What are the critics saying about the British Museum’s Nero exhibition?

The show attempts to completely rewrite the story of a historical monster. Can it possibly succeed in setting the record straight?

Nero
A marble bust of Nero (c AD 55): unjustly maligned?
(Image credit: Photo by France…zionale di Cagliari)

Few figures in history are quite as notorious as the first century Roman emperor Nero, said Farah Nayeri in The New York Times. “The charge sheet against him is long and familiar”: Nero is seen as the “prototypical tyrant”, a “bloodthirsty pyromaniac” who murdered his half-brother, two of his wives and his mother – with whom he also conducted an “incestuous relationship”. He supposedly revelled in excess, slaughtered Christians by the hundreds, and infamously played music as Rome burned; it was even rumoured that he himself had started the fire in order to pave the way for a gargantuan new palace.

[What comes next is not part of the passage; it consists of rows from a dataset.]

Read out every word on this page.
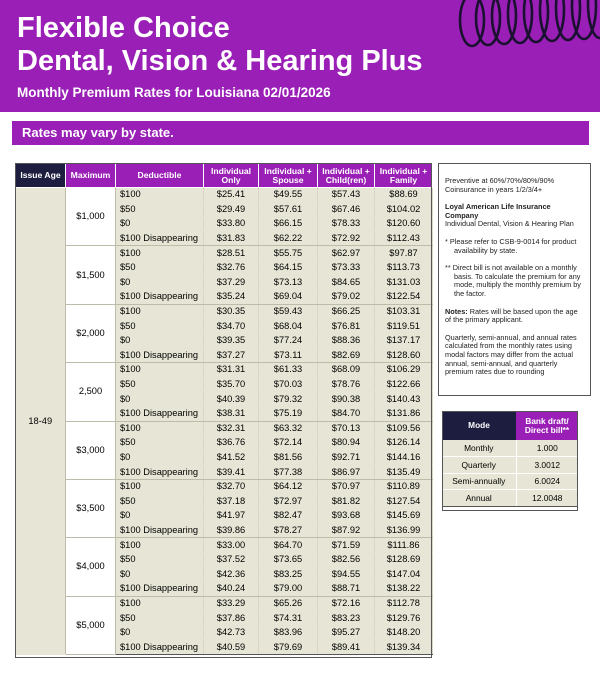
Flexible Choice
Dental, Vision & Hearing Plus
Monthly Premium Rates for Louisiana 02/01/2026
Rates may vary by state.
Issue Age	Maximum	Deductible	Individual Only	Individual + Spouse	Individual + Child(ren)	Individual + Family
18-49	$1,000	$100	$25.41	$49.55	$57.43	$88.69
		$50	$29.49	$57.61	$67.46	$104.02
		$0	$33.80	$66.15	$78.33	$120.60
		$100 Disappearing	$31.83	$62.22	$72.92	$112.43
	$1,500	$100	$28.51	$55.75	$62.97	$97.87
		$50	$32.76	$64.15	$73.33	$113.73
		$0	$37.29	$73.13	$84.65	$131.03
		$100 Disappearing	$35.24	$69.04	$79.02	$122.54
	$2,000	$100	$30.35	$59.43	$66.25	$103.31
		$50	$34.70	$68.04	$76.81	$119.51
		$0	$39.35	$77.24	$88.36	$137.17
		$100 Disappearing	$37.27	$73.11	$82.69	$128.60
	2,500	$100	$31.31	$61.33	$68.09	$106.29
		$50	$35.70	$70.03	$78.76	$122.66
		$0	$40.39	$79.32	$90.38	$140.43
		$100 Disappearing	$38.31	$75.19	$84.70	$131.86
	$3,000	$100	$32.31	$63.32	$70.13	$109.56
		$50	$36.76	$72.14	$80.94	$126.14
		$0	$41.52	$81.56	$92.71	$144.16
		$100 Disappearing	$39.41	$77.38	$86.97	$135.49
	$3,500	$100	$32.70	$64.12	$70.97	$110.89
		$50	$37.18	$72.97	$81.82	$127.54
		$0	$41.97	$82.47	$93.68	$145.69
		$100 Disappearing	$39.86	$78.27	$87.92	$136.99
	$4,000	$100	$33.00	$64.70	$71.59	$111.86
		$50	$37.52	$73.65	$82.56	$128.69
		$0	$42.36	$83.25	$94.55	$147.04
		$100 Disappearing	$40.24	$79.00	$88.71	$138.22
	$5,000	$100	$33.29	$65.26	$72.16	$112.78
		$50	$37.86	$74.31	$83.23	$129.76
		$0	$42.73	$83.96	$95.27	$148.20
		$100 Disappearing	$40.59	$79.69	$89.41	$139.34

Preventive at 60%/70%/80%/90%
Coinsurance in years 1/2/3/4+

Loyal American Life Insurance Company
Individual Dental, Vision & Hearing Plan

* Please refer to CSB-9-0014 for product availability by state.

** Direct bill is not available on a monthly basis. To calculate the premium for any mode, multiply the monthly premium by the factor.

Notes: Rates will be based upon the age of the primary applicant.

Quarterly, semi-annual, and annual rates calculated from the monthly rates using modal factors may differ from the actual annual, semi-annual, and quarterly premium rates due to rounding

Mode	Bank draft/ Direct bill**
Monthly	1.000
Quarterly	3.0012
Semi-annually	6.0024
Annual	12.0048
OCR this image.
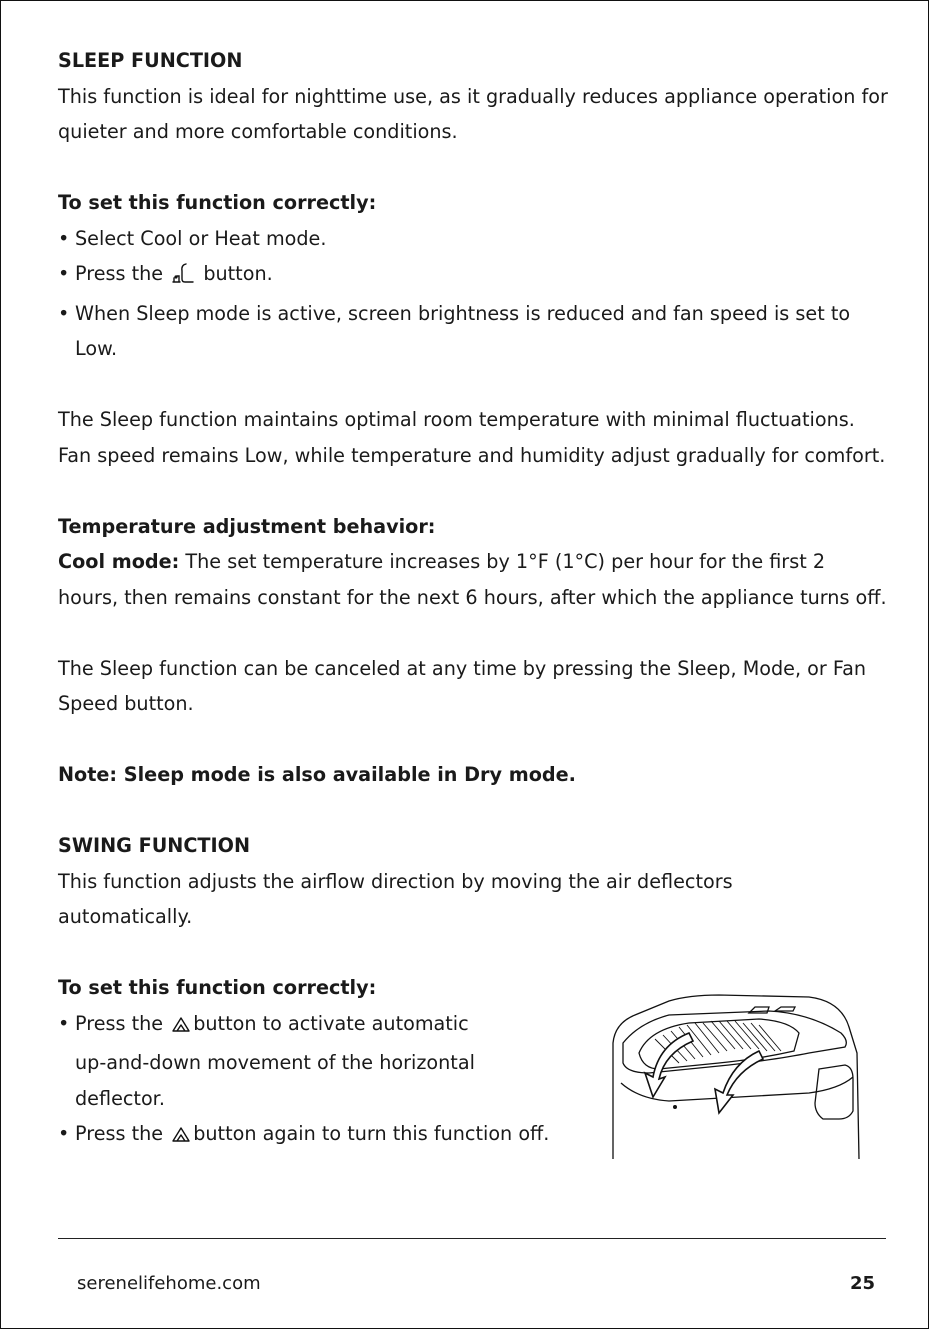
SLEEP FUNCTION

This function is ideal for nighttime use, as it gradually reduces appliance operation for quieter and more comfortable conditions.

To set this function correctly:

• Select Cool or Heat mode.

• Press the button.

• When Sleep mode is active, screen brightness is reduced and fan speed is set to Low.

The Sleep function maintains optimal room temperature with minimal fluctuations. Fan speed remains Low, while temperature and humidity adjust gradually for comfort.

Temperature adjustment behavior:

Cool mode: The set temperature increases by 1°F (1°C) per hour for the first 2 hours, then remains constant for the next 6 hours, after which the appliance turns off.

The Sleep function can be canceled at any time by pressing the Sleep, Mode, or Fan Speed button.

Note: Sleep mode is also available in Dry mode.

SWING FUNCTION

This function adjusts the airflow direction by moving the air deflectors automatically.

To set this function correctly:

• Press the button to activate automatic up-and-down movement of the horizontal deflector.

• Press the button again to turn this function off.

serenelifehome.com	25
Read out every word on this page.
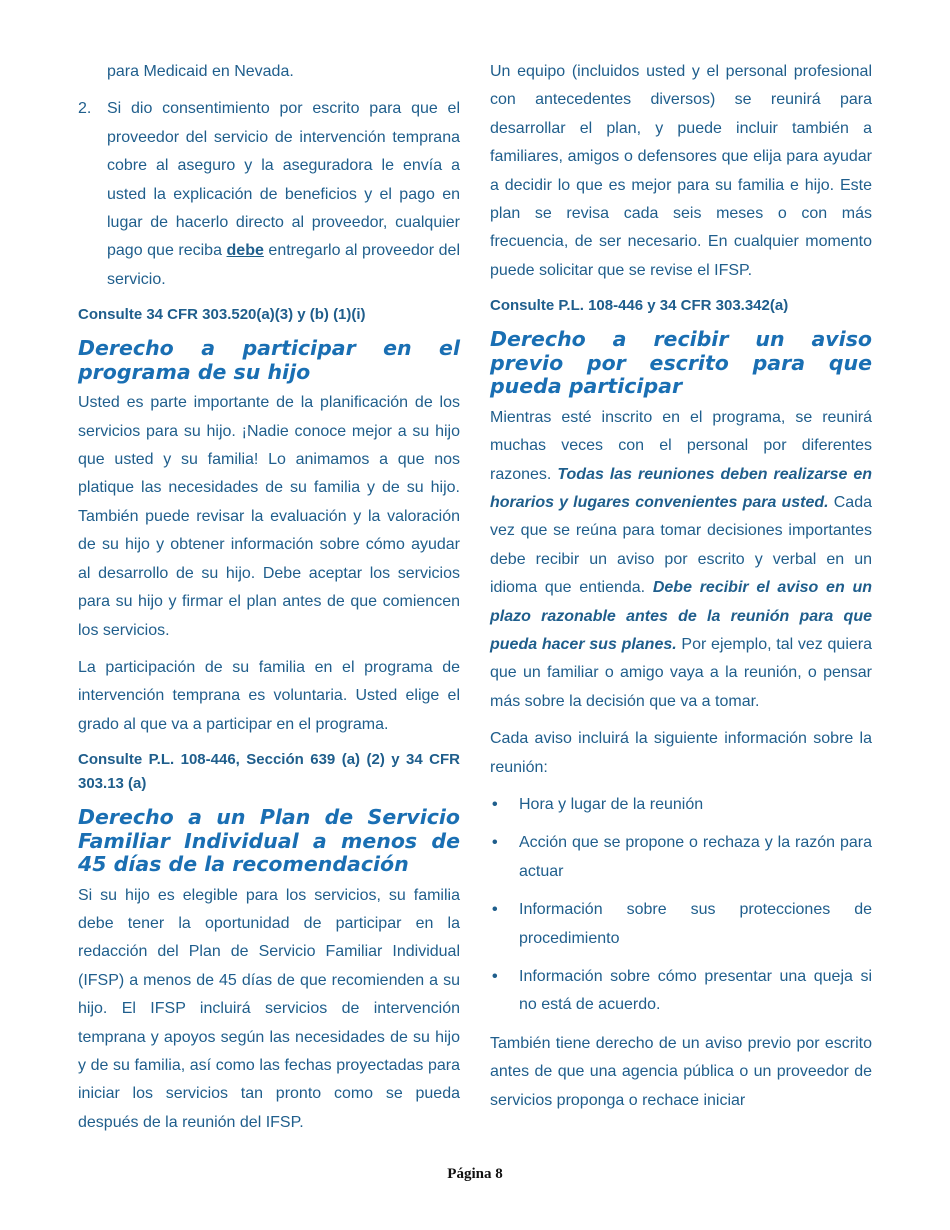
para Medicaid en Nevada.

2. Si dio consentimiento por escrito para que el proveedor del servicio de intervención temprana cobre al aseguro y la aseguradora le envía a usted la explicación de beneficios y el pago en lugar de hacerlo directo al proveedor, cualquier pago que reciba debe entregarlo al proveedor del servicio.
Consulte 34 CFR 303.520(a)(3) y (b) (1)(i)
Derecho a participar en el programa de su hijo

Usted es parte importante de la planificación de los servicios para su hijo. ¡Nadie conoce mejor a su hijo que usted y su familia! Lo animamos a que nos platique las necesidades de su familia y de su hijo. También puede revisar la evaluación y la valoración de su hijo y obtener información sobre cómo ayudar al desarrollo de su hijo. Debe aceptar los servicios para su hijo y firmar el plan antes de que comiencen los servicios.

La participación de su familia en el programa de intervención temprana es voluntaria. Usted elige el grado al que va a participar en el programa.

Consulte P.L. 108-446, Sección 639 (a) (2) y 34 CFR 303.13 (a)
Derecho a un Plan de Servicio Familiar Individual a menos de 45 días de la recomendación

Si su hijo es elegible para los servicios, su familia debe tener la oportunidad de participar en la redacción del Plan de Servicio Familiar Individual (IFSP) a menos de 45 días de que recomienden a su hijo. El IFSP incluirá servicios de intervención temprana y apoyos según las necesidades de su hijo y de su familia, así como las fechas proyectadas para iniciar los servicios tan pronto como se pueda después de la reunión del IFSP.

Un equipo (incluidos usted y el personal profesional con antecedentes diversos) se reunirá para desarrollar el plan, y puede incluir también a familiares, amigos o defensores que elija para ayudar a decidir lo que es mejor para su familia e hijo. Este plan se revisa cada seis meses o con más frecuencia, de ser necesario. En cualquier momento puede solicitar que se revise el IFSP.

Consulte P.L. 108-446 y 34 CFR 303.342(a)
Derecho a recibir un aviso previo por escrito para que pueda participar

Mientras esté inscrito en el programa, se reunirá muchas veces con el personal por diferentes razones. Todas las reuniones deben realizarse en horarios y lugares convenientes para usted. Cada vez que se reúna para tomar decisiones importantes debe recibir un aviso por escrito y verbal en un idioma que entienda. Debe recibir el aviso en un plazo razonable antes de la reunión para que pueda hacer sus planes. Por ejemplo, tal vez quiera que un familiar o amigo vaya a la reunión, o pensar más sobre la decisión que va a tomar.

Cada aviso incluirá la siguiente información sobre la reunión:

• Hora y lugar de la reunión
• Acción que se propone o rechaza y la razón para actuar
• Información sobre sus protecciones de procedimiento
• Información sobre cómo presentar una queja si no está de acuerdo.

También tiene derecho de un aviso previo por escrito antes de que una agencia pública o un proveedor de servicios proponga o rechace iniciar

Página 8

Yet this new exhibition at the British Museum argues that most of what we think we know about Nero is wrong. Far from being a sadistic tyrant, the curators suggest, Nero was a reasonably enlightened ruler who strove to serve the needs of the people over those of the “Roman elite”. That elite, it seems, cultivated the myth of the emperor’s wickedness when his social reforms started to threaten their status.